Oslo Üniversitesi Hastanesinde bu vakalar üzerinde çalışan Dr. André Holme 27 Mart’ta Norveç televizyon kanalı TV2’ye yaptığı açıklamada, “Bir bağlantı olup olmadığı ile ilgili tahmin yürütmeyi bırakmalıyız. Tüm vakalarda aşının (AstraZeneca) uygulanmasından 3 ila 10 gün sonra semptomlar gelişti; Başka nedensel bir faktör bulamadık” ifadelerini kullandı.
Norveçli sağlık yetkilisi Steinar Madsen AFP’ye yaptığı açıklamada “Norveç İlaç Ajansı aşı ile olası bir bağlantının olduğunu tahmin ediyor” dedi. Fransız İlaç Ajansı ise 26 Mart’ta yaptığı açıklamada “Bu pıhtıların atipik doğasına, benzer klinik semptomlara ve ortaya çıkmasındaki ortalama süreye” dayanan çok düşük bir ihtimal olduğunu belirtti.
EMA tarafından çarşamba günü yayınlanan rakamlara göre şu ana kadar dünya genelinde beyin damarlarında pıhtı görülen 62 vaka kaydedildi. Bu kişilerden 44’ü, Avrupa Ekonomik Alanı’ndaki (Avrupa Birliği, İzlanda, Norveç ve Liechtenstein) 30 ülkede uygulanan 9 milyon 200 bin kişidendi. EMA Direktörü Emer Cooke çarşamba günü sanal olarak düzenlenen basın toplantısında, hepsi kesin olarak atipik pıhtılara bağlı olmamak üzere 14 ölümün kaydedildiğini duyurdu.
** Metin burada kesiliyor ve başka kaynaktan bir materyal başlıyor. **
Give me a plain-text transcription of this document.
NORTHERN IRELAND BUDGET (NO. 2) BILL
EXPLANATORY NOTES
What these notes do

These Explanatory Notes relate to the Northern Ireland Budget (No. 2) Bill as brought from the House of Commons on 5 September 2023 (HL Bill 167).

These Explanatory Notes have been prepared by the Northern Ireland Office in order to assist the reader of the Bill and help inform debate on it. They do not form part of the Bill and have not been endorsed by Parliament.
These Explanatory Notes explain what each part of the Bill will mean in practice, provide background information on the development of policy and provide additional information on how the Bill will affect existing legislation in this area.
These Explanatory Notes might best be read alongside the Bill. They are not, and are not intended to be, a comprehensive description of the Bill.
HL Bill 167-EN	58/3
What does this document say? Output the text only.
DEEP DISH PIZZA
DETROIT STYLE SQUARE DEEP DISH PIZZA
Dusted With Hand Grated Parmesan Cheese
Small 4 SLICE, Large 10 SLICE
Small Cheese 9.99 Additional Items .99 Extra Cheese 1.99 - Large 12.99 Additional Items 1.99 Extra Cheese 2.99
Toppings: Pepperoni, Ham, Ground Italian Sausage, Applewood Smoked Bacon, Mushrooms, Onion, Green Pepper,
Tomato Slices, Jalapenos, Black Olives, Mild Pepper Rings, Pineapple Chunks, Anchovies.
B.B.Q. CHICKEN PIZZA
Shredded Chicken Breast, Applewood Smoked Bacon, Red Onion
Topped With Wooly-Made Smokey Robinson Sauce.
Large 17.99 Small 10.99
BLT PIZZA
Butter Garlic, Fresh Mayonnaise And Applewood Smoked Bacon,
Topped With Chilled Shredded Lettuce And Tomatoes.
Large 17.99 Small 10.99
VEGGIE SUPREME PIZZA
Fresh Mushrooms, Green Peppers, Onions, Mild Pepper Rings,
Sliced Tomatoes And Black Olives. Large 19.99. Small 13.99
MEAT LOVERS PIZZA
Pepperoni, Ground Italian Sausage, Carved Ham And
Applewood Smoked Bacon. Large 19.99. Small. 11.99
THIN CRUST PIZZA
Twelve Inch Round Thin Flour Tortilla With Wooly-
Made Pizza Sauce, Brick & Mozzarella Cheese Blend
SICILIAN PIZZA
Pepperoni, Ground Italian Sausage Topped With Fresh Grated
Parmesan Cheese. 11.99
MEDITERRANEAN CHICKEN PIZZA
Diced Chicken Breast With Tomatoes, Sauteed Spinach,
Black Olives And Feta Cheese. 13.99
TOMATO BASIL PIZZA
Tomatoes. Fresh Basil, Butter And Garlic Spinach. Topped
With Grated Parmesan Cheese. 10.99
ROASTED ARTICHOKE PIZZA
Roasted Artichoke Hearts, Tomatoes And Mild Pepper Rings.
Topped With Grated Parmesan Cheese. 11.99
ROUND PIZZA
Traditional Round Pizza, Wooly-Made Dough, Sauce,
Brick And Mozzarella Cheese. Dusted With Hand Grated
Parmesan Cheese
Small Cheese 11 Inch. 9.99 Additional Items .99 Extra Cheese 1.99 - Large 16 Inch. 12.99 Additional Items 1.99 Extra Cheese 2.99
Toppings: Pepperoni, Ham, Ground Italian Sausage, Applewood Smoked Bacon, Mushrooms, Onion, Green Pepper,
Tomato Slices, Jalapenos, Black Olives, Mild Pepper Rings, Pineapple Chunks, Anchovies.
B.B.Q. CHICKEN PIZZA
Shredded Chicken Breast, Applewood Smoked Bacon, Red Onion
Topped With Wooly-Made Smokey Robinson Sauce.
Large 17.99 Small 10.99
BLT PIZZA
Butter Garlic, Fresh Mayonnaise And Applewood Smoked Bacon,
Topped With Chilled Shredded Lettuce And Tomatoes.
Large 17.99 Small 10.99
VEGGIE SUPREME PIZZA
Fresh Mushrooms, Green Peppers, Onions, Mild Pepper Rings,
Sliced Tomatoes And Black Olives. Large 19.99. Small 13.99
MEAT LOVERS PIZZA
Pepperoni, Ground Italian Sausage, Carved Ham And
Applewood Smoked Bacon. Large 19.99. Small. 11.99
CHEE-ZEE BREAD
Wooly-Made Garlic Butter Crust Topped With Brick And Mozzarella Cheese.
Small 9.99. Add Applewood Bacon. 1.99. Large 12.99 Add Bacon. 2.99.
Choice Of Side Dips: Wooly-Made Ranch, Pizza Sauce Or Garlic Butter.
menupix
Paul Ehrlich Enstitüsü’ne göre Almanya’da, beyin damarlarında pıhtılaşma olduğundan şüphelenilen 31 vaka (bunlardan 19’u trombosit sayısındaki azalma ile ilişkilendirildi) ve 9 ölüm kaydedildi. Bu AstraZeneca aşısının (2 milyon 800 bin doz aşı kullanıldı) 100 bin dozu başına ortalama bir vakayı temsil ediyor. Fransız İlaç Ajansına göre, Fransa’da uygulanan 1 milyon 900 bin dozdan 4 can kaybı dahil olmak üzere 12 vaka bildirildi. Norveç’te uygulanan 120 bin dozdan 3 can kaybı dahil olmak üzere 5 vaka kaydedildi. Hollanda da aynı şekilde 3 can kaybı dahil olmak üzere 5 vaka kaydedildi.
*İçerik orijinal haline bağlı kalınarak çevrilmiştir. Independent Türkçe’nin editöryal politikasını yansıtmayabilir.